3. Autonomia e Auto-Cuidado
Decisões compartilhadas. A chave da questão são os valores, expectativas e preferências do paciente. Nela estão envolvidos o ambiente de cuidados do paciente, sua família, vizinhos, amigos e outras fontes de suporte ou apoio.
4. Conceito positivo de saúde
Neste conceito de saúde, que transcende o antigo conceito de saúde da OMS (“um estado de completo bem-estar físico, mental e social e não somente ausência de afeções e enfermidades”) o foco é no auto cuidado e resiliência, com ênfase na saúde e não na doença, abordando os cuidados de saúde e a prevenção de doenças e a manutenção da qualidade e da acessibilidade dos cuidados.
5. Prevenção
Alimentação saudável é a prescrição básica para uma vida saudável. Atividade física regular, pensamento positivo e flexibilidade mental são essenciais para manter nossos cérebros saudáveis.
6. Qualidade de vida
Fazer mais nem sempre significa fazer melhor. Mais que quantidade deve-se investir na qualidade, na aceitação do inevitável. Deve-se sempre considerar a arte médica de não intervir – a sabedoria da observação clínica .
7. Medicina Integrativa
O melhor de 2 mundos: medicina tradicional sempre que indicada. Medicina complementar se possível, preferencialmente baseada em evidências. Segurança em primeiro lugar, eficácia quando possível. Sem metáforas da luta ou guerra contra a doença. As palavras de ordem são recuperação, equilíbrio, harmonia.

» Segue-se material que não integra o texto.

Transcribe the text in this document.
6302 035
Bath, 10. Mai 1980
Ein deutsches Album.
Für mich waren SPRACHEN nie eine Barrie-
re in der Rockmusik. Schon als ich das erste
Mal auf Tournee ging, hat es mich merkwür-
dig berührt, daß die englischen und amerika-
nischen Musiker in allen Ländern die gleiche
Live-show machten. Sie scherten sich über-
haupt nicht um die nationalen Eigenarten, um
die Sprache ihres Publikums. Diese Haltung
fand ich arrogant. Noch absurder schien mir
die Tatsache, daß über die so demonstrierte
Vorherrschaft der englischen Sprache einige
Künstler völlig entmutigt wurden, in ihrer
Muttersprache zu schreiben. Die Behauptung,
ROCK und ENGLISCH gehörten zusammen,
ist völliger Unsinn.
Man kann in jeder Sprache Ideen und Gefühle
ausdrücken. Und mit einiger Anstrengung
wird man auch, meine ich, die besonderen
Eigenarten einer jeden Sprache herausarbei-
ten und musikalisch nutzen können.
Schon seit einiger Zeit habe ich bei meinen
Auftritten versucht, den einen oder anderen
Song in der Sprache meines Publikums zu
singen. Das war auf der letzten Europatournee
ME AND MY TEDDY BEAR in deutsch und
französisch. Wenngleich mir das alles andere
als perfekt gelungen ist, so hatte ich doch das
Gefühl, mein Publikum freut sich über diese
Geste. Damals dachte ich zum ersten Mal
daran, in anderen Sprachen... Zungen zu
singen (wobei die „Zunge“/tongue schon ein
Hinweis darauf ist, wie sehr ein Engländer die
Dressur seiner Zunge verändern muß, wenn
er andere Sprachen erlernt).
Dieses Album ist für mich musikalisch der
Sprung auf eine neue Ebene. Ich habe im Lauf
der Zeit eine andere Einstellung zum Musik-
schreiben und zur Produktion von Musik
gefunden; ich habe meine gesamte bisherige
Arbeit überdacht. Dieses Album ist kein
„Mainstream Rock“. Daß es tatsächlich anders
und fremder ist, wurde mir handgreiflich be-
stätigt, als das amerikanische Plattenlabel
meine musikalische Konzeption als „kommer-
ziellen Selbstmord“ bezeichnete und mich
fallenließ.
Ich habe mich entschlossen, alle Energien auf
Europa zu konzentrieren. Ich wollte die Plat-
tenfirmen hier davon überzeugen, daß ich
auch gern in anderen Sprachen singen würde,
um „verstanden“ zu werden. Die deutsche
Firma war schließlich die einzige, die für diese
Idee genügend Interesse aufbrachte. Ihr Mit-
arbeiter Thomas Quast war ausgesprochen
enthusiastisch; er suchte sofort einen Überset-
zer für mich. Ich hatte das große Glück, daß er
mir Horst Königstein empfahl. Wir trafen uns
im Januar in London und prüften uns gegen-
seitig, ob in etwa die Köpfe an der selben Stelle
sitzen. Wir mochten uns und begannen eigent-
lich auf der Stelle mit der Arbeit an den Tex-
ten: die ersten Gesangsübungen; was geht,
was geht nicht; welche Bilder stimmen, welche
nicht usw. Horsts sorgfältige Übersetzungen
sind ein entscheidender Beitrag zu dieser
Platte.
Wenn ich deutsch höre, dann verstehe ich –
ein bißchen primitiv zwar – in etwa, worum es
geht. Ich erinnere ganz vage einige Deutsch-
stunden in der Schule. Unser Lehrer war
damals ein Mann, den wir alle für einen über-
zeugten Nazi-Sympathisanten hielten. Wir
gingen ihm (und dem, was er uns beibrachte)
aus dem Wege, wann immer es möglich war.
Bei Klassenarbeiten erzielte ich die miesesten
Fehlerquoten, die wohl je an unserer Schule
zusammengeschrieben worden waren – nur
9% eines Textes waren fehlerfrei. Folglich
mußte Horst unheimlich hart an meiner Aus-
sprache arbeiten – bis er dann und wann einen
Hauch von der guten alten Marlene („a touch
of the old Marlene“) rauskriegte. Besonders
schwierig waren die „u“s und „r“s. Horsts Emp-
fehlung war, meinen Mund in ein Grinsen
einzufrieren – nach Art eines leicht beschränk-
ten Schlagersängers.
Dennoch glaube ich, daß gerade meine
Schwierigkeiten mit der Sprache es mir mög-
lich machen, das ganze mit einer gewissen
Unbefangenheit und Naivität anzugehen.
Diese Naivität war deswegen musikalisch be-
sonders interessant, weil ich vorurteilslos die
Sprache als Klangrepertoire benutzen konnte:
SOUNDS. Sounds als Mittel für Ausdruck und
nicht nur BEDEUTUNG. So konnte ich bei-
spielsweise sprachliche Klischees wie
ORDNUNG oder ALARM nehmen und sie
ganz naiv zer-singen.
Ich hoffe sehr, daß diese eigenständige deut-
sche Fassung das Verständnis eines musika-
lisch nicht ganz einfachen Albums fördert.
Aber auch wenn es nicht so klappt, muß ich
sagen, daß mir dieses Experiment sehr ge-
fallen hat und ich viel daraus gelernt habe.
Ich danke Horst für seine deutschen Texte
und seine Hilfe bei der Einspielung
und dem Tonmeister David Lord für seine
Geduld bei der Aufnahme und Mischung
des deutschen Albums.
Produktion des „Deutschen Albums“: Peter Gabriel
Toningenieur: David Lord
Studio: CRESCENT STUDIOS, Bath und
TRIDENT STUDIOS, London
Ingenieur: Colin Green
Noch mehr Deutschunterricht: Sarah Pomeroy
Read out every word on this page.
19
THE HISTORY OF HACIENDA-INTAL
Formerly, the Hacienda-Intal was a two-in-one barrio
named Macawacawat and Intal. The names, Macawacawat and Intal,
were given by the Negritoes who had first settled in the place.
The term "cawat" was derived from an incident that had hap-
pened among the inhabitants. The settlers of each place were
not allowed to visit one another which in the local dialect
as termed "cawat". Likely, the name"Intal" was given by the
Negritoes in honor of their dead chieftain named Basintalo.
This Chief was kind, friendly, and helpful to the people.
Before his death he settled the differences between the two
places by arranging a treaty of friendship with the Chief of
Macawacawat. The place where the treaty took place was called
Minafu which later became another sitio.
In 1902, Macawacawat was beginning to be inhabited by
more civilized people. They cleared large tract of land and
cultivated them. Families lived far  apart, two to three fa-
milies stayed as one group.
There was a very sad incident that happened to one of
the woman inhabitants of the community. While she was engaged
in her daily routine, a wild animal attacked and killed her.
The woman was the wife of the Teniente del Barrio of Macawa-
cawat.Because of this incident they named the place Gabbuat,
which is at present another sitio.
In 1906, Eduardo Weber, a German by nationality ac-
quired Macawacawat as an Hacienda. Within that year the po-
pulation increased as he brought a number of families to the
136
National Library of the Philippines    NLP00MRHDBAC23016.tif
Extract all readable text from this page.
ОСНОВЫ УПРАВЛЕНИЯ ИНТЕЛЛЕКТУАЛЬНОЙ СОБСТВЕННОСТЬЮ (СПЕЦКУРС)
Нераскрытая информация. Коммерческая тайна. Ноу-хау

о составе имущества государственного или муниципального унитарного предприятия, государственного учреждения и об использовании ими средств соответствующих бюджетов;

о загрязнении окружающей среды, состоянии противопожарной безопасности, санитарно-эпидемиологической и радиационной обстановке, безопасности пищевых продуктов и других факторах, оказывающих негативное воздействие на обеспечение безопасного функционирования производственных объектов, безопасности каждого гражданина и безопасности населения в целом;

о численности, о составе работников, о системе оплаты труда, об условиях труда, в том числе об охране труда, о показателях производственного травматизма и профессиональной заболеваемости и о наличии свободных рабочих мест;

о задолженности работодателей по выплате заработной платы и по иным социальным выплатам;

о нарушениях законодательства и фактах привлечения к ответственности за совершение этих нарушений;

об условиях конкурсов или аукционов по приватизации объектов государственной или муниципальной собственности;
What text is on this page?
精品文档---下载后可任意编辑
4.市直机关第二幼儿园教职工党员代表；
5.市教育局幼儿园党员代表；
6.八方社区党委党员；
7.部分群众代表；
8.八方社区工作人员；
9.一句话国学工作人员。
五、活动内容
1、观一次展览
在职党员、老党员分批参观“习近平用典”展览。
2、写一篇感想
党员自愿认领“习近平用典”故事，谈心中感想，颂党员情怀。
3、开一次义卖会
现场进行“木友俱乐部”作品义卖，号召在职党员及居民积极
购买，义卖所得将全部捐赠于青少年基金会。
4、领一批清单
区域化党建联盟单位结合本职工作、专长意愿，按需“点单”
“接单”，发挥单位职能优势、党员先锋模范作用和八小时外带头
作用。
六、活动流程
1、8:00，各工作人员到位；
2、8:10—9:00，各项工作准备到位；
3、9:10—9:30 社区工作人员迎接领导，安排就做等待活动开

8. Segurança em primeiro lugar:
Lembre-se do juramento de Hipócrates: Primum non nocere et in dubio abstine. Em primeiro lugar não causar o mal. Em dúvida, abstenha-se de intervir.
9. Paixão e compaixão
Resgatar a paixão pelo cuidar e o sentimento da compaixão na atenção médica. Buscar incansavelmente a humanização dos cuidados à saúde.
10. Uso parcimonioso da tecnologia
A tecnologia deve servir ao homem. As novas tecnologias devem cumprir seus objetivos de auxiliar a pessoa no autocuidado e auxiliar o médico a tomar as melhores decisões para seu paciente, que busquem primordialmente melhorar sua qualidade de vida.
Finalizando este artigo, lembro de uma conversa que ainda nos meus primeiros passos como estudante do curso de medicina tive com meu saudoso avô que me questionou se eu estava gostando do curso médico e como eu estava me saindo e eu disse que gostava muito e que estava me saindo bem e ele com a sabedoria dos seus 99 anos me falou:
“Filho se você necessitar escolher entre dois profissionais médicos extremamente competentes e não souber qual dos dois eleger, escolha o de bom coração, lembre-se sempre disto”.
Este sábio ensinamento, trago comigo sempre, está presente durante todos meus anos de prática médico/cirúrgica e sempre o agradeço por isto.